O equilíbrio das contas públicas e o controle da inflação são essenciais para retomar o crescimento econômico e reduzir os riscos de uma grave crise econômica. 
 
Em 2003, o País viveu um momento difícil, com baixa credibilidade da política econômica, e optou por um severo ajuste fiscal, uma política monetária voltada à convergência da inflação ao centro da meta, seguida de reformas destinadas a melhorar o ambiente de negócios.
 
À época, muitos defendiam fazer exatamente o oposto. O ajuste fiscal seria danoso para o crescimento, e a taxa de juros deveria ser reduzida para estimular a atividade. Vários, inclusive, utilizavam os exemplos da Argentina e da Venezuela para exemplificar a possibilidade de uma via alternativa, que evitasse os ajustes e retomasse o crescimento.
Ao contrário do previsto pelos críticos, em poucos meses, a economia se recuperou e voltou a crescer. A política econômica foi essencialmente preservada até a crise de 2008, e o País, beneficiado pelo cenário externo, experimentou anos de elevado crescimento e queda da desigualdade de renda. 

 

Argentina e Venezuela, por outro lado, ainda mais beneficiadas pelo cenário externo do que o Brasil, assistiram a lenta degradação da estrutura econômica, resultando em graves retrocessos sociais e o comprometimento da capacidade de crescimento e geração de renda para os próximos anos. O experimentalismo da via alternativa condenou-os a terminarem mais pobres do que começaram.
 
A partir da crise de 2008, o Brasil alterou a política econômica, fragilizando a política fiscal e o compromisso com o centro da meta de inflação, cujo resultado tem sido desapontador.
O Brasil tem crescido menos do que o resto do mundo, menos do que a média dos países emergentes e da América Latina, e, no último ano, menos do que os Estados Unidos, onde a crise começou. A atual política econômica prejudicou o crescimento, a redução da desigualdade de renda, estagnada desde 2011, e coloca em risco os ganhos sociais das últimas duas décadas.
 
Entre os principais países emergentes, crescemos apenas mais do que a Rússia, que enfrenta um grave conflito militar, estagnação da economia e, nesta semana, uma grave crise, com forte desvalorização do câmbio, e escalada das taxas de juros. 
 
Brasil e Rússia têm em comum o fato de serem duas grandes economias emergentes estagnadas. Existem, no entanto, diferenças importantes entre os dois países.
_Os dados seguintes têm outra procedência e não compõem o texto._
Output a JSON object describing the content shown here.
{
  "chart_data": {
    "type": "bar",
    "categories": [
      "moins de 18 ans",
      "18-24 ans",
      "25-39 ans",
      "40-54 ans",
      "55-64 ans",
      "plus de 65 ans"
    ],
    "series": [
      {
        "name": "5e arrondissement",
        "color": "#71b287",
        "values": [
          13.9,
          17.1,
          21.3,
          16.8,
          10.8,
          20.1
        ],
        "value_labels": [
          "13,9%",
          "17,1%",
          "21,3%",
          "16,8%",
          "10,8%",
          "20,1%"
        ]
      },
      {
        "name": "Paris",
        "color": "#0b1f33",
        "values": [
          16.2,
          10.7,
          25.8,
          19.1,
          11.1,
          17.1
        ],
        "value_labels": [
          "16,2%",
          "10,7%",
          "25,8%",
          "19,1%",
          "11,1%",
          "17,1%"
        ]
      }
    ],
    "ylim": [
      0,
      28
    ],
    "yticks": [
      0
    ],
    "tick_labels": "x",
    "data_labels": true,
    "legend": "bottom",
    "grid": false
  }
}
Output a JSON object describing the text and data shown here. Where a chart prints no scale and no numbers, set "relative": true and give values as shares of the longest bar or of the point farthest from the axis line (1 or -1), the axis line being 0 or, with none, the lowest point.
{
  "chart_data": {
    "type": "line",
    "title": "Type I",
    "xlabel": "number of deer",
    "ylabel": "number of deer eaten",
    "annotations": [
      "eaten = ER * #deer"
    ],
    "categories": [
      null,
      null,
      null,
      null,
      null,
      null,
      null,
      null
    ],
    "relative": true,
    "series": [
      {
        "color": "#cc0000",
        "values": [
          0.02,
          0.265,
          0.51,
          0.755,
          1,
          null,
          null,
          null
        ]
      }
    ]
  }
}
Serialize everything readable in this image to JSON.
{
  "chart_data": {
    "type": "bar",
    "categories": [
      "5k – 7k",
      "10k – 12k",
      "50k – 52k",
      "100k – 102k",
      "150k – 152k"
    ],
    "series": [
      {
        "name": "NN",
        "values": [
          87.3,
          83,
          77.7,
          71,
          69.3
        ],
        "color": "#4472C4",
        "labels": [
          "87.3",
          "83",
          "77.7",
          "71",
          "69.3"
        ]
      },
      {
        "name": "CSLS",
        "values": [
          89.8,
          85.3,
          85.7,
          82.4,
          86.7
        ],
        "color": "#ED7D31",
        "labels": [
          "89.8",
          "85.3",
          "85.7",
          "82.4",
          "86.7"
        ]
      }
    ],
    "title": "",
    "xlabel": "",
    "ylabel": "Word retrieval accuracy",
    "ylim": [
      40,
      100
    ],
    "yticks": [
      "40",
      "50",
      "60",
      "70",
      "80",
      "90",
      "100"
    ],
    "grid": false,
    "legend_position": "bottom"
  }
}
A Rússia tem sido bem mais afetada pela piora dos termos de troca, enquanto a nossa elevada dívida bruta, em parte indexada à Selic, e o desequilíbrio fiscal implicam grandes desafios para a política econômica. A crise desta semana apenas ilustra o risco de uma súbita piora em uma economia fragilizada.
 
Na década passada, o equilíbrio fiscal e a inflação no centro da meta garantiram maior solidez à nossa economia, que se tornou menos vulnerável às oscilações dos mercados externos em comparação com os anos 1990. 
 
A política econômica adotada no atual governo reverteu os ganhos do passado. A opção por negar as dificuldades, evitando o ajuste quando necessário, agravou as dificuldades, a magnitude da correção de rumo e os riscos de fracasso. As taxas de juros, o mercado de ações, e a taxa de câmbio têm se tornado cada vez mais sensíveis ao cenário externo e a possibilidade de uma crise tem sido ampliada pela crescente fragilidade da nossa economia.
 
Um ajuste fiscal crível reduz a chance de que passemos por dificuldades semelhantes às enfrentadas pela Rússia, além de contribuir para o controle da inflação e auxiliar na melhora das contas externas. 
 
O forte ajuste que deve ser realizado, em decorrência da deterioração das contas públicas e dos indicadores econômicos, requer um projeto claro de governo, até porque vai na contramão do que tem sido feito pelo atual governo e do prometido na campanha.
 
A alternativa seria continuar com a esquizofrenia atual e esperar os resultados. Afinal, já estamos a fazer o mesmo com a oferta de água e de energia. O populismo garante ganhos fáceis no curto prazo. As consequências, porém, eventualmente se manifestam, e seus efeitos podem ser graves e duradouros.